Vendo essa situação, o presidente Trump tentou estabilizar os preços do petróleo acusando os russos e os sauditas de terem enlouquecido e ameaçando comprar produção de shale para estocagem e criar um imposto de importação. Diante dessas ameaças a Opep+ voltou a se reunir lançado um plano de cortes.

Com a queda da demanda de petróleo ultrapassando 25 a 35 milhões de barris por dia (mbpd), retomou-se as conversas por parte da Opep+, EUA e países do G-20 para buscar uma solução que permitisse passar pelo período de crise de demanda que invariavelmente –dado o estresse na capacidade de armazenamento mundial– envolveria cortes de produção.

Em 9 de abril, a Opep+ conseguiu fechar um acordo sobre o corte de oferta.

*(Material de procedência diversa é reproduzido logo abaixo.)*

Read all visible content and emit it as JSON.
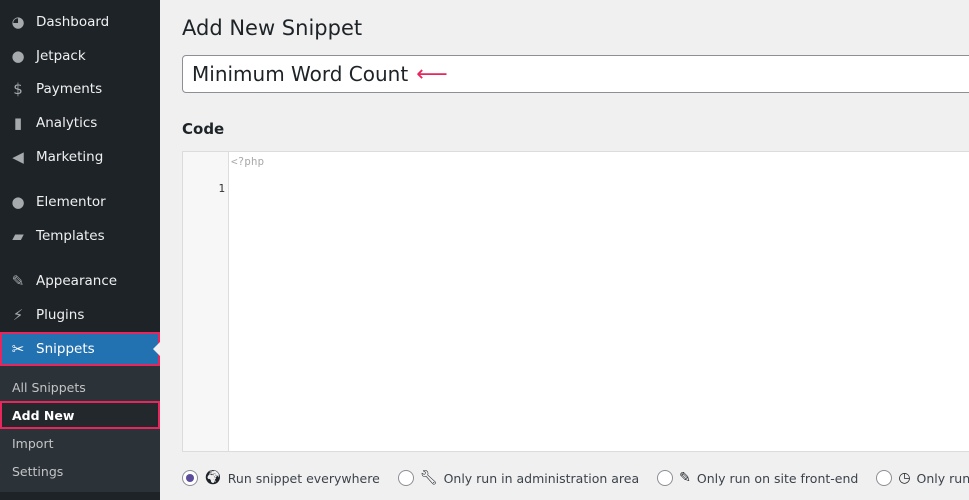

Segundo o que foi decidido na reunião, a Opep+ vai reduzir a oferta em 9,7 milhões/barris/dia em maio e junho, 7,6 no segundo semestre e 5.6 milhões/barris/dia do 1T21 a abril de 2022. A ideia de anunciar cortes futuros criaria um movimento especulativo tentando o aumento de preço no mercado futuro.

O que os russos e os sauditas nunca poderiam imaginar e que a crise do coronavírus iria revogar a lei da oferta e da procura. Hoje o mundo está nadando em óleo, os preços com isso caíram drasticamente. Porém, é aí que se encontra o ineditismo. O consumo caiu igual ou mais que os preços.

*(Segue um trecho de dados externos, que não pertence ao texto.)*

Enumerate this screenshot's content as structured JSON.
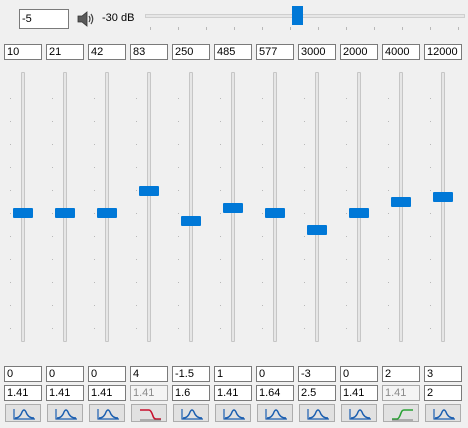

A brincadeira da Rússia e da Arábia Saudita de brincar na beira do abismo provocou um maior tombo de preços na história do petróleo. De nada adiantou anunciar cortes de 9,7 milhões/barris/dia se entram no mercado diariamente 20 a 25 milhões/barris dia que não encontram comprador. Ou seja, enquanto não for restaurada a lei da oferta e da demanda os preços continuarão numa trajetória de queda.

A outra grande surpresa com um alto grau de ineditismo foi o petróleo WTI chegar a zero na terça-feira, 20 de abril, no mercado americano. O vencimento de contratos físicos, a falta de capacidade de estocagem e a continuada queda da demanda acabou criando a bizarrice de petróleo a zero dólar/barril.

O custo de armazenagem + o de transporte ficou superior ao barril de petróleo. Esse fenômeno tem tudo para se repetir em junho no vencimento de novos contratos e contaminar o preço do petróleo Brent, levando a crise de consequências na geopolítica mundial.

Existem três maneiras para se enxugar a oferta de petróleo. Porém, a única efetiva e válida no curto prazo é uma intervenção do governo no mercado de petróleo americano. As outras duas alternativas, que seriam a retomada do consumo e utilização de estoques, não existem nesse momento.

No médio prazo, caso o plano de retorno da economia apresentado pelo presidente Trump com três fases seja um sucesso, é bem provável um crescimento da demanda de combustíveis no segundo semestre. Entretanto, o presidente Trump não deveria apostar na hipótese de retorno do consumo e sim intervir imediatamente no mercado de petróleo. Mas como seria?

Existem três maneiras. O secretário do Tesouro americano, Steven Mnuchin, já apresentou dois: empréstimos ou compra de ações das empresas. Mas parece que ambas não são as intervenções incapazes de trazer de volta uma estabilidade ao mercado de petróleo americano.

É bom não esquecer que o problema hoje é físico. Dessa forma, a intervenção mais correta seria o governo americano comprar barris de shale oil, pagando, por exemplo, 30 a 40 dólares/barril, com o compromisso dos produtores de cortarem, imediatamente, a produção em algo como 5 milhões barris/dia.

Seria por parte do governo uma compra do acreage/produção antecipada. Se fizermos a conta e compararmos com as ajudas e estímulos que estão sendo dados a outros setores da economia, veremos que os valores não serão tão elevados e expressivos.

Nesse momento, criar um imposto de importação não terá efeito nenhum, já que é um problema físico que atinge o mercado americano. Se não houver uma ação do governo americano, é muito provável que o petróleo WTI vá novamente a zero/barril em junho e dessa vez poderá ter a companhia do petróleo brent.

(Fonte: Poder360)

Adriano Pires é sócio fundador e diretor do Centro Brasileiro de Infraestrutura (CBIE).